Material and methods: A cross-sectional study with patients diagnosed with gynecological cancer and submitted to HDR at the Oncology Research Center (CEPON), a public referral service in cancer treatment in Santa Catarina, Brazil, from June 2016 to September 2017. To evaluate vaginal stenosis, the Common Criteria for Adverse Events version 3.0 (CTCAEv3.0) was used based on the vaginal touch test. Personal and disease data were collected in a separate form. The descriptive analysis of the continuous variables was performed through means and standard deviation. For categorical variables, a simple and relative frequency was used.
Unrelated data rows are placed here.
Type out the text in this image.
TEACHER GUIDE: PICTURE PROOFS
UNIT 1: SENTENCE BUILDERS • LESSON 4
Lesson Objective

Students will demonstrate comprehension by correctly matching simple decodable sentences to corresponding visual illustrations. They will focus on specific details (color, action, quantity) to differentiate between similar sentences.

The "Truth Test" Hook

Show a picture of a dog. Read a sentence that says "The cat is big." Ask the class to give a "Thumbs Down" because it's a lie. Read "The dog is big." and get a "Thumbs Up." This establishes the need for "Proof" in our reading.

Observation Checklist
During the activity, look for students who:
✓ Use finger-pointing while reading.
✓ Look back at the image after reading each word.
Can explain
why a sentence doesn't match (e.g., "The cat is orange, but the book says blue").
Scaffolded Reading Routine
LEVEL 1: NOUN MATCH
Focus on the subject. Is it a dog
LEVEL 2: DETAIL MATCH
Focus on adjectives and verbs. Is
Results: A total of 75 women with a mean age of 55.61 years (± 13.22) were analyzed. The mean time to complete HDR and the physical therapy evaluation was 1.4 months (± 0.8). Cervical cancer was the most common, observed in 69.3% (n = 52) of women and endometrial cancer in 29.3% (n = 22). The most frequent staging was IIB (28.20%, n = 20) and IIIB (28.20%, n = 20). Regarding sociodemographic data, 82.1% (n = 55) of the women belonged to a group with a very low income, 97.10% (n = 68) were caucasian, and 62.5% (n = 45) had only an elementary education. Most of the women were married or were in stable union (66.2%, n = 49). All patients performed HDR, and the majority (61.3%, n = 46) received doses of 28Gy. Only 33.8% (n = 25) of the women were sexually active. The stenosis was present in 30.7% (n = 23) of the women in the moment of the physical therapy evaluation, and the majority (69.6%) presented grade 1 according to the scale used. Conclusion: It was observed that post-HDR vaginal stenosis has a high prevalence, even in the first months after the end of the treatment. Vaginal stenosis is still one of the major sequels of gynecological cancer treatment impacting women's lives in terms of sexual activity and gynecological exams. Due to this result, there is an important necessity of interventions to prevent vaginal stenosis immediately after the completion of HDR.